Versi frenetici, versi di necessità, una raccolta di poesie che rammentano al lettore l’esistenza di un “Paradiso perduto” cui anelare sempre di più. In momenti di crisi, infatti, il poeta si fa leader di generazioni che cercano una rinascita: “a ben vedere, questa silloge ci invita ad un riscatto, ci scuote. Il poeta è in rivolta. Noi dovremmo esserlo con lui. E finché egli troverà parole, avremo speranza” (dalla prefazione di Matilde Iaccarino). Rammentare la bellezza della vita e la necessità di sorprendersi del quotidiano, questi sono gli obiettivi che l’autrice Carla de Falco tenta di raggiungere con questa raccolta, carica della forza emotiva di chi vive questo momento e in questo mondo, ma che riconosce la voce del vento e le note del mare. Immancabile, infatti, il mare del sud, presente in ogni raccolta dell’autrice, come fosse una voce ancestrale che mai muta il suo tono e la sua melodia rassicurante. “Il poeta non rassicura” scrive la Iaccarino, ma necessita di conforto e lo vive nell’elemento naturale. La de Falco inizia quindi un percorso di incoraggiamento, partendo dall’immagine di una fenice per poi riconoscere la necessità di generare letteratura; il poeta si fa vittima del mondo e riconosce, per usare le parole di Italo Calvino, “chi e cosa, in mezzo all’inferno, non è inferno” facendolo sopravvivere a lungo. La voce del girasole ci ammonisce di questo e ci consola donando vigore ad un animo amareggiato. Ed è nella “gabbia” del quotidiano frenetico agire che l’uomo combatte per assaporare la luce un’altra volta. Una poesia, quella di Carla, sempre passionale e trascinante, che ci rende tutti solidali, lettori e scrittori, nel cammino affannoso alla riconquista e scoperta della bellezza.
abracadabra
ABRACADABRA
regalami un libro, un libro di fiaba…
che racconti di terre violate all’alba
da dita in piena oltre argini maldestri
e poi la nera rabbia degli onesti
e la mesta arroganza degli scaltri.
ABRACADABRA
sia per me valigia degli appunti
con dentro la fiaba nera su un destino
che si decise in stanze assai lontane
e quella onirica su un assassino
che ascoltava nel vento il suo rimpianto
e il duro morso di un vasto mare in pianto.

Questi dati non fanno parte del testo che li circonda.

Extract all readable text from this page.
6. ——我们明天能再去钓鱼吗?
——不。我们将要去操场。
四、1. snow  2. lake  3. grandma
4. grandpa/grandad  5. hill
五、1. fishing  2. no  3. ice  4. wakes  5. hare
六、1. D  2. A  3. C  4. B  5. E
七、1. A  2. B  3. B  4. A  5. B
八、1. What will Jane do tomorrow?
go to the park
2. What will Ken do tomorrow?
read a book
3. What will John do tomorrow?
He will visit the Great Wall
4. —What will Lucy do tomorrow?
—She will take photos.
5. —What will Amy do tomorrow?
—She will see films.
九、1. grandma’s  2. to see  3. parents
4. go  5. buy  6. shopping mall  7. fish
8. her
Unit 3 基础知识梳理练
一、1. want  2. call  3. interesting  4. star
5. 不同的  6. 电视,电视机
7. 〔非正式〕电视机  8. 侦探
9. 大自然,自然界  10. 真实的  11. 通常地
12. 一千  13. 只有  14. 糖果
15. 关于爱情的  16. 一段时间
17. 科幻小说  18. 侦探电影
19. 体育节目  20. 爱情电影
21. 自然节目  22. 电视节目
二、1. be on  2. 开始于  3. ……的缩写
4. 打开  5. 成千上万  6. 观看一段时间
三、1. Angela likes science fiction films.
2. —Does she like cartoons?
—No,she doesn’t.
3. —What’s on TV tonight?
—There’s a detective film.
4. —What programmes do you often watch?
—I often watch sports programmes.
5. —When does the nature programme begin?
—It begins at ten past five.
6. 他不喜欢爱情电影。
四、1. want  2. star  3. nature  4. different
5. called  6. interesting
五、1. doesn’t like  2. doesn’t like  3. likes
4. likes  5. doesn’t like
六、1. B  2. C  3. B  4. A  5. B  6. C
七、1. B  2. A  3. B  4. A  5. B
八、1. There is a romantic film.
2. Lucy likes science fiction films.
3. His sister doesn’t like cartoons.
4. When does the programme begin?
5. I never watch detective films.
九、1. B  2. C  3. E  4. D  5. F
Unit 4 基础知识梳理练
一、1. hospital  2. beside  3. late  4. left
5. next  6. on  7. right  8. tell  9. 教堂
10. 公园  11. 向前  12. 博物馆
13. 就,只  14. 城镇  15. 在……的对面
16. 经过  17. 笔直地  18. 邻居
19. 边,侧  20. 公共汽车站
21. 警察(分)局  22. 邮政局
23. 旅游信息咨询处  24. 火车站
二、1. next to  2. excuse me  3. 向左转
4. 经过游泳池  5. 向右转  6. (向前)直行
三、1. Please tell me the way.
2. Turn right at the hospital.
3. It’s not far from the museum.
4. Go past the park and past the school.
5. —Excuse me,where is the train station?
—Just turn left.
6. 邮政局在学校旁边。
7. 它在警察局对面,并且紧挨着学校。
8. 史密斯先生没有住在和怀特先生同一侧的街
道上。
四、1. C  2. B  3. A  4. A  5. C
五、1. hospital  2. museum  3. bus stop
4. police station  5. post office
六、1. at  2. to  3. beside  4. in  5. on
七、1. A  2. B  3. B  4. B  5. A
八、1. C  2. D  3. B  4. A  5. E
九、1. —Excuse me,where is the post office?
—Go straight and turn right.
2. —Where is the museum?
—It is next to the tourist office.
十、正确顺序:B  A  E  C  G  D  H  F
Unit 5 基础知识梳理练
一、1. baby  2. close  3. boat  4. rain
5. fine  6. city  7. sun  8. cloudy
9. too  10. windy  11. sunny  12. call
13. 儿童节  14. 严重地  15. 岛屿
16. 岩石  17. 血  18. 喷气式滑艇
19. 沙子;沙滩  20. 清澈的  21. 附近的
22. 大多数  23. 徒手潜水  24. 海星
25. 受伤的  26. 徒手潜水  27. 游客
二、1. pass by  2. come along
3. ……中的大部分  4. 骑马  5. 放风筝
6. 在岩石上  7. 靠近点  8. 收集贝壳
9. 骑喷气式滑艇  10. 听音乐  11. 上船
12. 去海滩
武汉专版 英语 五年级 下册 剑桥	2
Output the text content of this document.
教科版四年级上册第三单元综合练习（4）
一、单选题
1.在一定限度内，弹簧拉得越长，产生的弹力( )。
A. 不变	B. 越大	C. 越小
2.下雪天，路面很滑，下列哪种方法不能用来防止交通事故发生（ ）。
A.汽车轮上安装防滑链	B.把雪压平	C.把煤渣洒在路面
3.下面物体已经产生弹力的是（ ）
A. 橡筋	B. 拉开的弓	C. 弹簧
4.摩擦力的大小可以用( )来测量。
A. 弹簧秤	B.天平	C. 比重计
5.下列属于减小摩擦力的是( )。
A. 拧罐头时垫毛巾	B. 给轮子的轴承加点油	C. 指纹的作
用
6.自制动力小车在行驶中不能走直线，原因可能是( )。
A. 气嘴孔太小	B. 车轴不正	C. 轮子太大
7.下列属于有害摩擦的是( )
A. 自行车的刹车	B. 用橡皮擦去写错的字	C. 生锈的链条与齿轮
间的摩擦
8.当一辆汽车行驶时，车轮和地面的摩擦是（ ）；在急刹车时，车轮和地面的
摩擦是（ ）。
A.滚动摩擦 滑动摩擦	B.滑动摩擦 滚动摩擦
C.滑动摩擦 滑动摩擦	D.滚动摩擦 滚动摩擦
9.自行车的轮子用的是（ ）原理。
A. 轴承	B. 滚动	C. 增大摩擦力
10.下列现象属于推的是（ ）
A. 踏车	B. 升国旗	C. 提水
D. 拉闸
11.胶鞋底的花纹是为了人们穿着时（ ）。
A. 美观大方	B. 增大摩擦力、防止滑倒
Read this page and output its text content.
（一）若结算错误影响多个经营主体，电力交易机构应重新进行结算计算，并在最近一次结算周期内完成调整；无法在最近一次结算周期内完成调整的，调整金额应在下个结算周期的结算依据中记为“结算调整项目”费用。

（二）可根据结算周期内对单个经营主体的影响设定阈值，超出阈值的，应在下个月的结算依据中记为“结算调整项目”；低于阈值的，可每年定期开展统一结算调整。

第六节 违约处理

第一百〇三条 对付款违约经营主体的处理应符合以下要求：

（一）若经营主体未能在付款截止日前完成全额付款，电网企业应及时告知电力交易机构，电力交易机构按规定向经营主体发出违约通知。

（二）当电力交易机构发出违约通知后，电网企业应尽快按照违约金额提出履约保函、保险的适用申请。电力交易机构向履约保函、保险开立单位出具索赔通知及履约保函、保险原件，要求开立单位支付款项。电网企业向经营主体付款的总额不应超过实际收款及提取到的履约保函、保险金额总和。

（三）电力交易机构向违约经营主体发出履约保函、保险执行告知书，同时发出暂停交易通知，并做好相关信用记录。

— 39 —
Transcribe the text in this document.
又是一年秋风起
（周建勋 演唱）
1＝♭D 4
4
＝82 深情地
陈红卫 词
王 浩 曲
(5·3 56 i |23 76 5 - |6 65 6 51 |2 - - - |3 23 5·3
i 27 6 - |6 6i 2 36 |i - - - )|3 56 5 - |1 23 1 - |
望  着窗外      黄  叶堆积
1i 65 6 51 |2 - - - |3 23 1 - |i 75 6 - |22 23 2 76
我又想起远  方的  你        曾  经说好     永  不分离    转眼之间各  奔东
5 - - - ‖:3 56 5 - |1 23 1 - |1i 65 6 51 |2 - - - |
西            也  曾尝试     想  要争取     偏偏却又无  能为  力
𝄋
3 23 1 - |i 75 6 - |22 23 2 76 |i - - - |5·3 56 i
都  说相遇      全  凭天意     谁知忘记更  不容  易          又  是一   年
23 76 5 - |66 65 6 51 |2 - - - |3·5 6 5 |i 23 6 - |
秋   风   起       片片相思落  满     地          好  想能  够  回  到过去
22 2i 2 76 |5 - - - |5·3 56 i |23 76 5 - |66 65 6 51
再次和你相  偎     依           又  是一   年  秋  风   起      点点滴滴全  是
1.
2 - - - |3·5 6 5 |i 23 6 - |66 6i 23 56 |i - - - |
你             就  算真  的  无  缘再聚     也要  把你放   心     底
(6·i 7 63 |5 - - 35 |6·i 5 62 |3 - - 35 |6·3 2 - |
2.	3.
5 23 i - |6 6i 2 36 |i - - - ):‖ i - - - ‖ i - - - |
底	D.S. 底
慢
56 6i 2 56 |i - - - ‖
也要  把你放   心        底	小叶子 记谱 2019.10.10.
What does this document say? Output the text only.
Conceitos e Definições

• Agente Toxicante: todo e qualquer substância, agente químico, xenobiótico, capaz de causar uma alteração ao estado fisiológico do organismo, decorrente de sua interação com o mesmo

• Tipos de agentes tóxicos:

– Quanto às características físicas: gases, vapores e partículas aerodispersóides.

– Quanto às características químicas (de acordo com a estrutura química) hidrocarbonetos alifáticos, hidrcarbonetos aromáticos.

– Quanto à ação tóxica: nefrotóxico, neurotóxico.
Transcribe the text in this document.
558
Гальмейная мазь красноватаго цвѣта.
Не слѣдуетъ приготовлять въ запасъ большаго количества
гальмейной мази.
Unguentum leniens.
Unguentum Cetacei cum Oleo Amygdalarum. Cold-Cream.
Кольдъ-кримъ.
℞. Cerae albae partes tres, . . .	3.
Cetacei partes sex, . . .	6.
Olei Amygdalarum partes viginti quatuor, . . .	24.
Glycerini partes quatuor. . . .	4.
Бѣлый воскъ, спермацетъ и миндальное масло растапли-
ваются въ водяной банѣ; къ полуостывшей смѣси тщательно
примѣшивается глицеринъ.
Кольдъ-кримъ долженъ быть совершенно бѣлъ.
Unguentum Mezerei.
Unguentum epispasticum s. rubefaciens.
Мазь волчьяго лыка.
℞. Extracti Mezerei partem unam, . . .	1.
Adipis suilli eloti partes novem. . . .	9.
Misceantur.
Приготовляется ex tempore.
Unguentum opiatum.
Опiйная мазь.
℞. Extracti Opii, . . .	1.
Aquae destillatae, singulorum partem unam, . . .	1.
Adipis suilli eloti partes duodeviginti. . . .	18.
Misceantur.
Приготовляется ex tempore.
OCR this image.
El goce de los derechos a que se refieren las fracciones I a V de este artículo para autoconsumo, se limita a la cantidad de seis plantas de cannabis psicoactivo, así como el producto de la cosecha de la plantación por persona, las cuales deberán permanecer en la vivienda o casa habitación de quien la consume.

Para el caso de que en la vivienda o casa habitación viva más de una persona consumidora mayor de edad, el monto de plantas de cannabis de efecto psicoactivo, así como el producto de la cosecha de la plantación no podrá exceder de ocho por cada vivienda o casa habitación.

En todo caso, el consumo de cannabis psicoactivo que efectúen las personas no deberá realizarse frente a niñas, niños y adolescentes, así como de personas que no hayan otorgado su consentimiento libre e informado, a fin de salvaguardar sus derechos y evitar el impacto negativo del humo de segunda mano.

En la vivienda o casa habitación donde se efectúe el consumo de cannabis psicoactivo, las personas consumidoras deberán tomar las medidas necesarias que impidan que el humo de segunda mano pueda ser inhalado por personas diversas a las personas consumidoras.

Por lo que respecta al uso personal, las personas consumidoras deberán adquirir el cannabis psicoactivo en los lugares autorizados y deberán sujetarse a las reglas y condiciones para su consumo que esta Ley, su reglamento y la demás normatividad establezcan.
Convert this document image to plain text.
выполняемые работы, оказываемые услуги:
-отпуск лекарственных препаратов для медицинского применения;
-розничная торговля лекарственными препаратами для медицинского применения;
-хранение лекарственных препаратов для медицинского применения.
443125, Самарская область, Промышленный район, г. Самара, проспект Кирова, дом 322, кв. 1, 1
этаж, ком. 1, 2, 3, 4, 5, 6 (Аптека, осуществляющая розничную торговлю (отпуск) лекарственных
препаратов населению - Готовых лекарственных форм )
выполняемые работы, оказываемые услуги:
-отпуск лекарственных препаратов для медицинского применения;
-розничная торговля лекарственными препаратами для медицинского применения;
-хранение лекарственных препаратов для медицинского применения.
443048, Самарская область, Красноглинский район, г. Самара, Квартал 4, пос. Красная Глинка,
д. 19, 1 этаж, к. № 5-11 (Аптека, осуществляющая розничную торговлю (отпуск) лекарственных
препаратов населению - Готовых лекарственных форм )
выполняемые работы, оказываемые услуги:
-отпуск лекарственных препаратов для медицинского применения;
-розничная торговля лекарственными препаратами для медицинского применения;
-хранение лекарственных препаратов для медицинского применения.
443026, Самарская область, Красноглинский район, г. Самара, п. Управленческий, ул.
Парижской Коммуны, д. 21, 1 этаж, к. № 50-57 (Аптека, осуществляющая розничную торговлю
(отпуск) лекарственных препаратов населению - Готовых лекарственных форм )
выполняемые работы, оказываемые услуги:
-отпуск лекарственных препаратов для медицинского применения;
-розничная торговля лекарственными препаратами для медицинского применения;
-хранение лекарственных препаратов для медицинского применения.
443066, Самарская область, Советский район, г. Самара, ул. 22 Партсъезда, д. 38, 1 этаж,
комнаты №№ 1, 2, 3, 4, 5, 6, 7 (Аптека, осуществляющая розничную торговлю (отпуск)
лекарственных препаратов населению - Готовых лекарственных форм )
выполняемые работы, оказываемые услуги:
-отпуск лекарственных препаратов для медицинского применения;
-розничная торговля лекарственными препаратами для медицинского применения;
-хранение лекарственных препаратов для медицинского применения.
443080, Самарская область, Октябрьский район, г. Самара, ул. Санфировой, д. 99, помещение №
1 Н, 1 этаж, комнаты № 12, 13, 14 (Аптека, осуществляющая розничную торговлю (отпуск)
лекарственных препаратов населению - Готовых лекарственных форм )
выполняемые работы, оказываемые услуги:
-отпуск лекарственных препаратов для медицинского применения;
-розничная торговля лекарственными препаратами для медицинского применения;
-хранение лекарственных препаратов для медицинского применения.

vorrei che raccontasse poi l’orrore
di uccellini catturati e fatti ciechi
per ottenerne un canto più sensuale
e delle principesse di stagnola
incatenate e perse nel fluire
del vizio abituale della strada.
una pagina vorrei che raccontasse
della mia emigrazione provvisoria
sempre legata al remo di un ulisse
che vive nelle mie fottute ansie
e poi la chiusa, la favola finale
che narrasse una storia assai comune
di pinocchi, addormentate e pollicini
tutti in cammino sul passo del mio tempo
che è golgota di giusti e burattini.